Required Qualifications:
• Bachelor’s/Master’s degree in Data Science, Computer Science, Statistics, or a related field.
• 8 years of experience working as a Data Scientist, preferably in a cloud environment.
• Strong expertise in AWS services: SageMaker, S3, EC2, Lambda, Glue, Redshift, etc.
• Hands-on experience with Amazon SageMaker for building, training, and deploying machine learning models.
• Proficiency in Python and relevant machine learning libraries such as TensorFlow, PyTorch, Scikit-learn, and Pandas.
• Experience in building, deploying, and monitoring machine learning models in production environments.
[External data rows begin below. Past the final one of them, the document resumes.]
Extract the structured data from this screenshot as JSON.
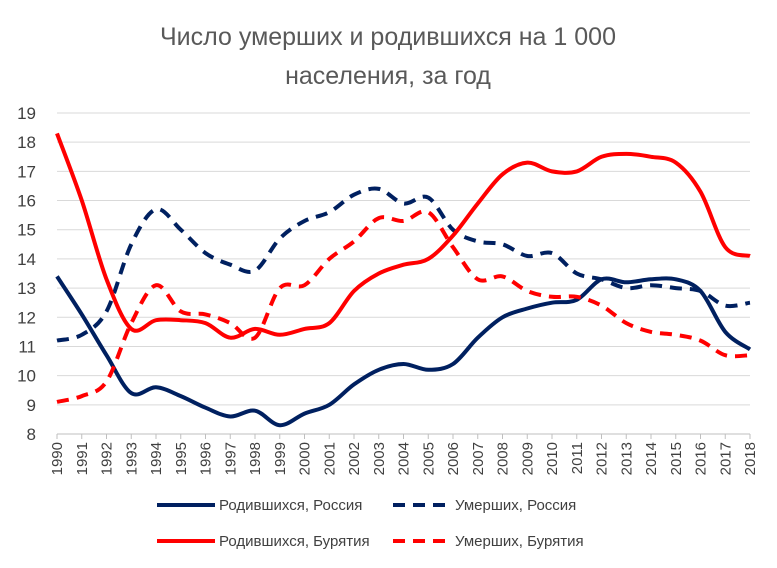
{
  "chart_data": {
    "type": "line",
    "title": "Число умерших и родившихся на 1 000 населения, за год",
    "title_lines": [
      "Число умерших и родившихся на 1 000",
      "населения, за год"
    ],
    "xlabel": "",
    "ylabel": "",
    "x": [
      "1990",
      "1991",
      "1992",
      "1993",
      "1994",
      "1995",
      "1996",
      "1997",
      "1998",
      "1999",
      "2000",
      "2001",
      "2002",
      "2003",
      "2004",
      "2005",
      "2006",
      "2007",
      "2008",
      "2009",
      "2010",
      "2011",
      "2012",
      "2013",
      "2014",
      "2015",
      "2016",
      "2017",
      "2018"
    ],
    "ylim": [
      8,
      19
    ],
    "yticks": [
      "8",
      "9",
      "10",
      "11",
      "12",
      "13",
      "14",
      "15",
      "16",
      "17",
      "18",
      "19"
    ],
    "grid": "horizontal",
    "legend_position": "bottom",
    "series": [
      {
        "name": "Родившихся, Россия",
        "color": "#002060",
        "dash": "solid",
        "values": [
          13.4,
          12.1,
          10.7,
          9.4,
          9.6,
          9.3,
          8.9,
          8.6,
          8.8,
          8.3,
          8.7,
          9.0,
          9.7,
          10.2,
          10.4,
          10.2,
          10.4,
          11.3,
          12.0,
          12.3,
          12.5,
          12.6,
          13.3,
          13.2,
          13.3,
          13.3,
          12.9,
          11.5,
          10.9
        ]
      },
      {
        "name": "Умерших, Россия",
        "color": "#002060",
        "dash": "dashed",
        "values": [
          11.2,
          11.4,
          12.2,
          14.5,
          15.7,
          15.0,
          14.2,
          13.8,
          13.6,
          14.7,
          15.3,
          15.6,
          16.2,
          16.4,
          15.9,
          16.1,
          15.0,
          14.6,
          14.5,
          14.1,
          14.2,
          13.5,
          13.3,
          13.0,
          13.1,
          13.0,
          12.9,
          12.4,
          12.5
        ]
      },
      {
        "name": "Родившихся, Бурятия",
        "color": "#ff0000",
        "dash": "solid",
        "values": [
          18.3,
          16.0,
          13.3,
          11.6,
          11.9,
          11.9,
          11.8,
          11.3,
          11.6,
          11.4,
          11.6,
          11.8,
          12.9,
          13.5,
          13.8,
          14.0,
          14.8,
          15.9,
          16.9,
          17.3,
          17.0,
          17.0,
          17.5,
          17.6,
          17.5,
          17.3,
          16.3,
          14.4,
          14.1
        ]
      },
      {
        "name": "Умерших, Бурятия",
        "color": "#ff0000",
        "dash": "dashed",
        "values": [
          9.1,
          9.3,
          9.8,
          11.8,
          13.1,
          12.2,
          12.1,
          11.8,
          11.3,
          13.0,
          13.1,
          14.0,
          14.6,
          15.4,
          15.3,
          15.6,
          14.4,
          13.3,
          13.4,
          12.9,
          12.7,
          12.7,
          12.4,
          11.8,
          11.5,
          11.4,
          11.2,
          10.7,
          10.7
        ]
      }
    ]
  }
}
• Strong knowledge of SQL and working with large relational databases.
• Familiarity with DevOps practices and model deployment strategies in cloud environments.
• Experience in model interpretability and tuning machine learning models.
• Strong problem-solving skills and ability to work with complex datasets.
Preferred Qualifications:
• Experience with AWS CloudFormation, AWS Step Functions, or Terraform for infrastructure automation.
• Familiarity with big data tools like Apache Spark, Hadoop, or EMR.
• Knowledge of advanced ML techniques such as deep learning, reinforcement learning, or natural language processing (NLP).
• Understanding of MLOps and CI/CD pipelines for machine learning models.
• Experience with data visualization tools such as Tableau, QuickSight, or Power BI.